WAZ: Das Dilemma existiert nicht
- Kommentar von Angela Gareis
Geschrieben am 17-08-2006 |
Essen (ots) - Noch einige Sätze über Grass, aber nur wenige. Günter Grass steht momentan im Weg. Er verstellt den Blick auf das Wesentliche. Die halbe Republik diskutiert mehr über Grass, über sein langes Schweigen und über Verantwortung und Moral in der Vergangenheit als über Verantwortung und Moral in der Gegenwart und Zukunft. Wie verhält sich Deutschland heute zu Israel? Nahost ist Gegenwart und Zukunft. Da wird wohl gehandelt werden müssen, was unwägbare Risiken birgt, weshalb man leichter und geschichtsklug über Grass reden kann.
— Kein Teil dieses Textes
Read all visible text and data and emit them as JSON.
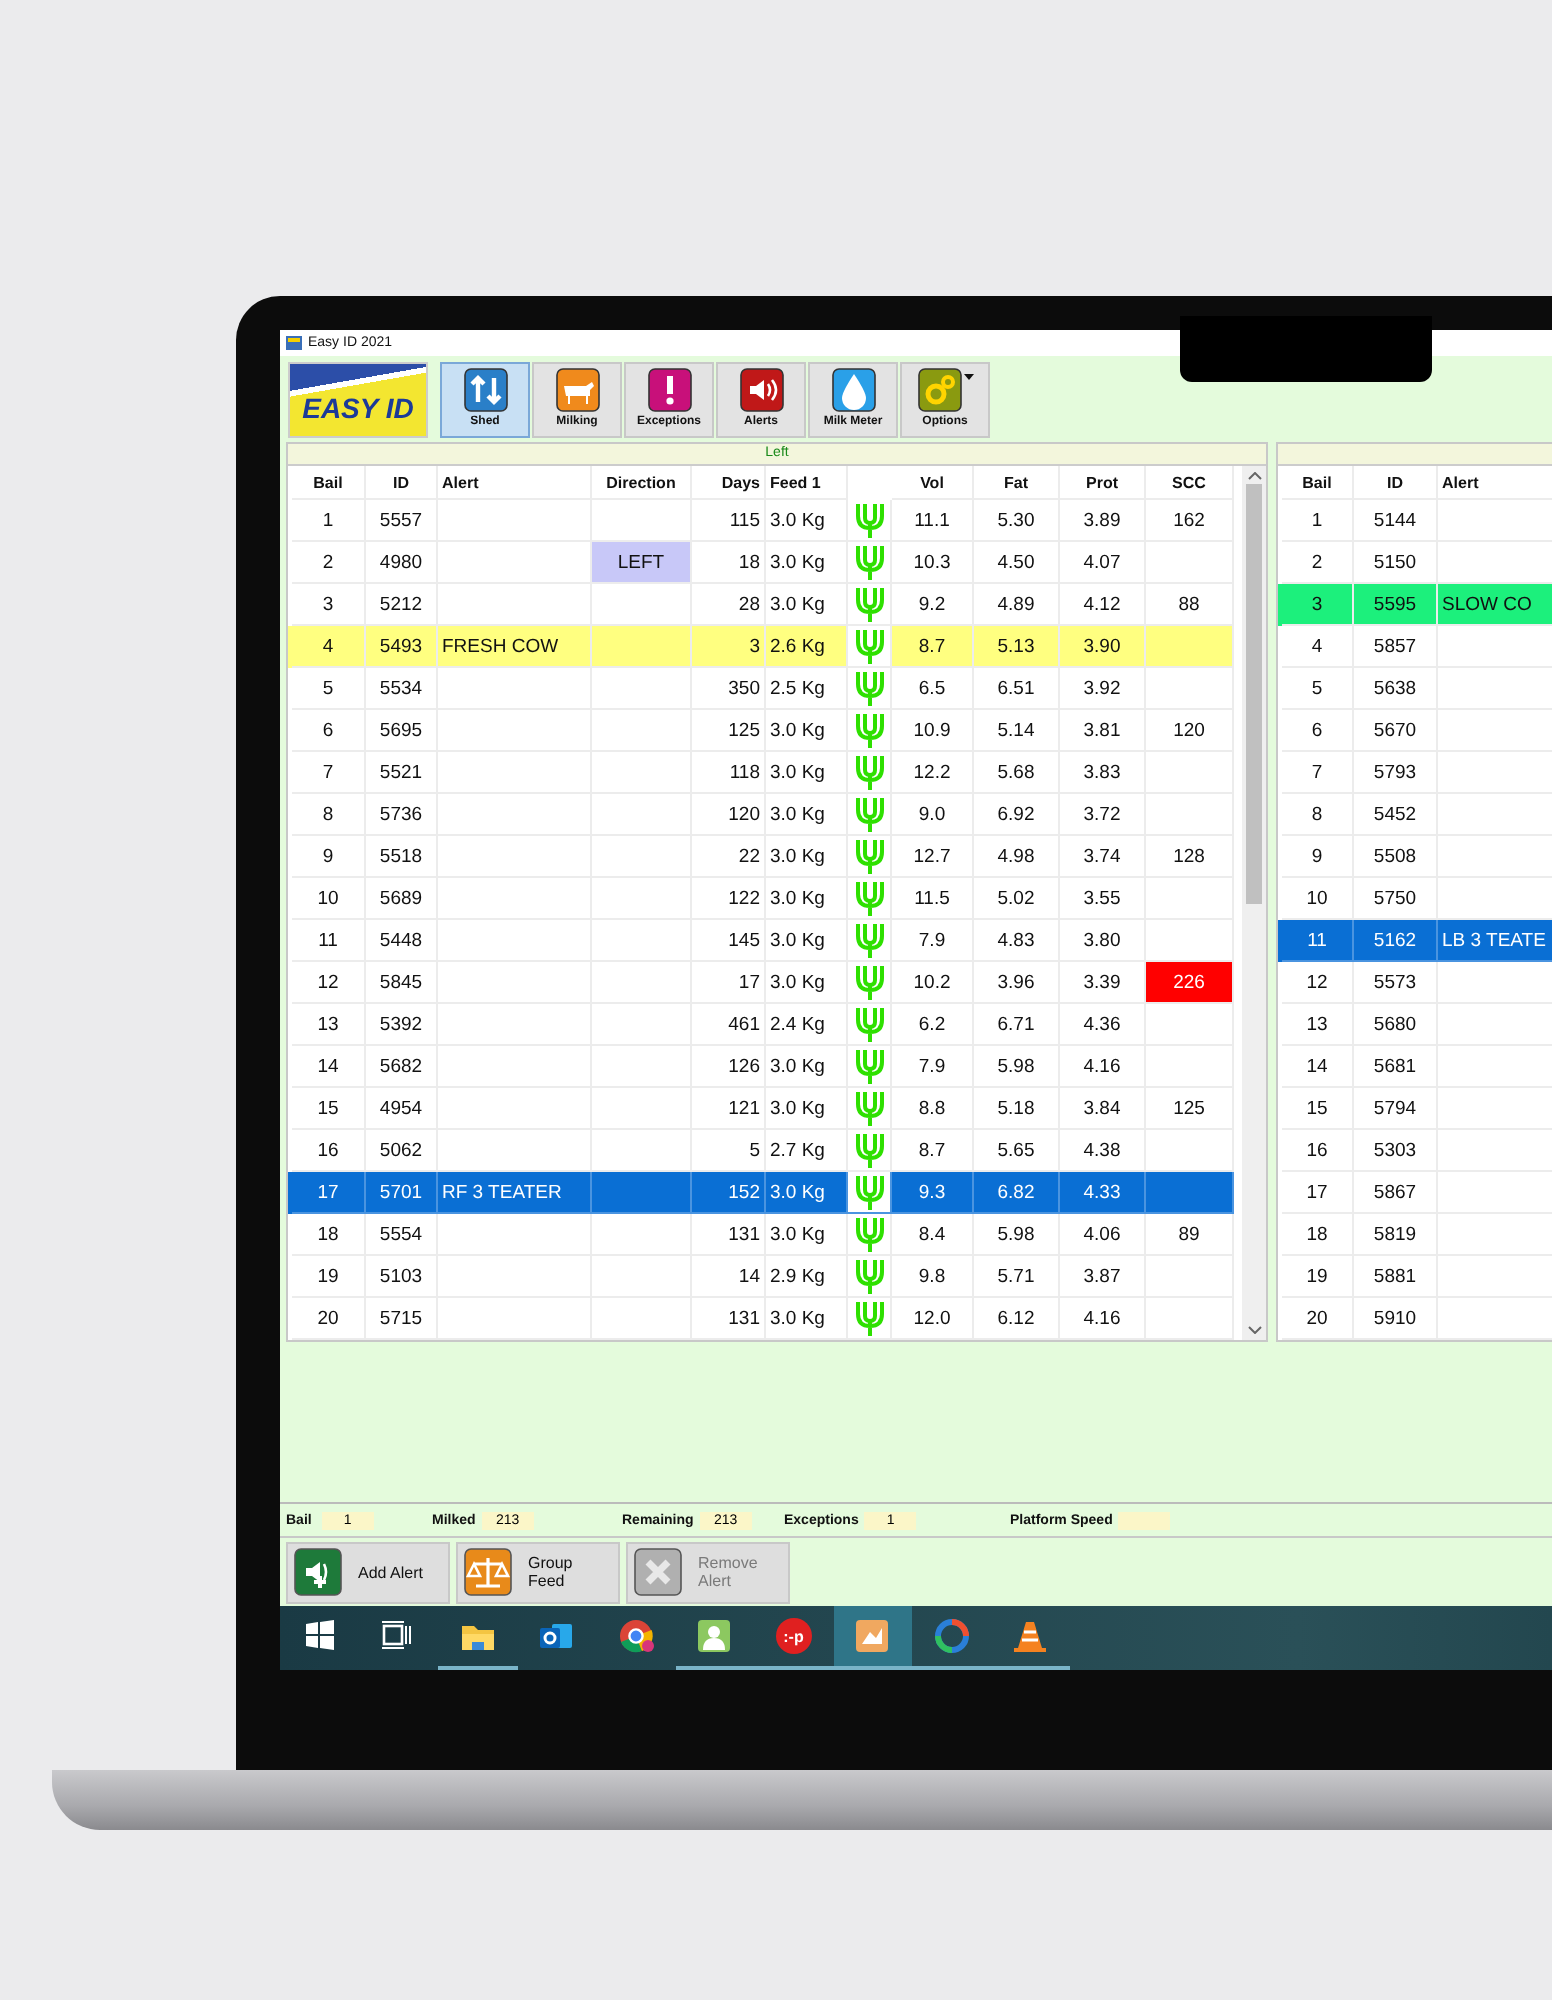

Das vermeintliche Dilemma lautet: Deutsche dürfen aufgrund ihrer historischen Schuld nicht tun, was sie aufgrund ihrer historischen Schuld tun müssen. Quer durch die Parteien positionieren sich Politiker dem Dilemma gemäß, und manche bemühen die durchsichtigen Argumente, die Bundeswehr schaffe das alles nicht mehr, oder sie werde in der Region als nicht neutral angesehen.
Das Dilemma existiert nicht. Aus den Erfahrungen des Nationalsozialismus heraus haben Deutsche eine stabile Demokratie aufgebaut, der viele Länder vertrauen, unter ihnen Israel, das sich deutsche Unterstützung wünscht. Was ist diese Demokratie wert, wenn sie sich selbst misstraut? Aus der Verteidigungsarmee der Nachkriegszeit ist eine Bundeswehr geworden, deren Soldaten weltweit für Frieden eintreten und sich einen untadeligen Ruf aus Besonnenheit und Sensibilität erworben haben, weltenweit entfernt von Folter, Vergewaltigung und Mord im Auslandseinsatz. Was ist dieser Ruf wert, wenn Deutschland seinen Soldaten misstraut?
Man muss sich überlegen, wie später einmal jüngere Menschen in Israel verstehen sollen, dass viele Länder geholfen haben, den Konflikt zu beenden, Deutschland aber nicht. Dass Deutschland jeder anderen bedrohten Demokratie geholfen hätte, Israel aber nicht. Denn jenseits aller Bemühungen um Neutralität, jenseits aller Versuche, Gut und Böse anhand der Anzahl getöteter Menschen immer neu justieren zu wollen: Es geht um Hilfe für Israel. Für Menschen, die das Unvorstellbare überlebt haben und umgeben von feindlichen Grenzen jeden Tag wieder um ihr Überleben kämpfen müssen. Diese Hilfe sichert auch das Leben der Menschen auf den anderen Seiten der Grenzen, die diesen Krieg nicht wollen.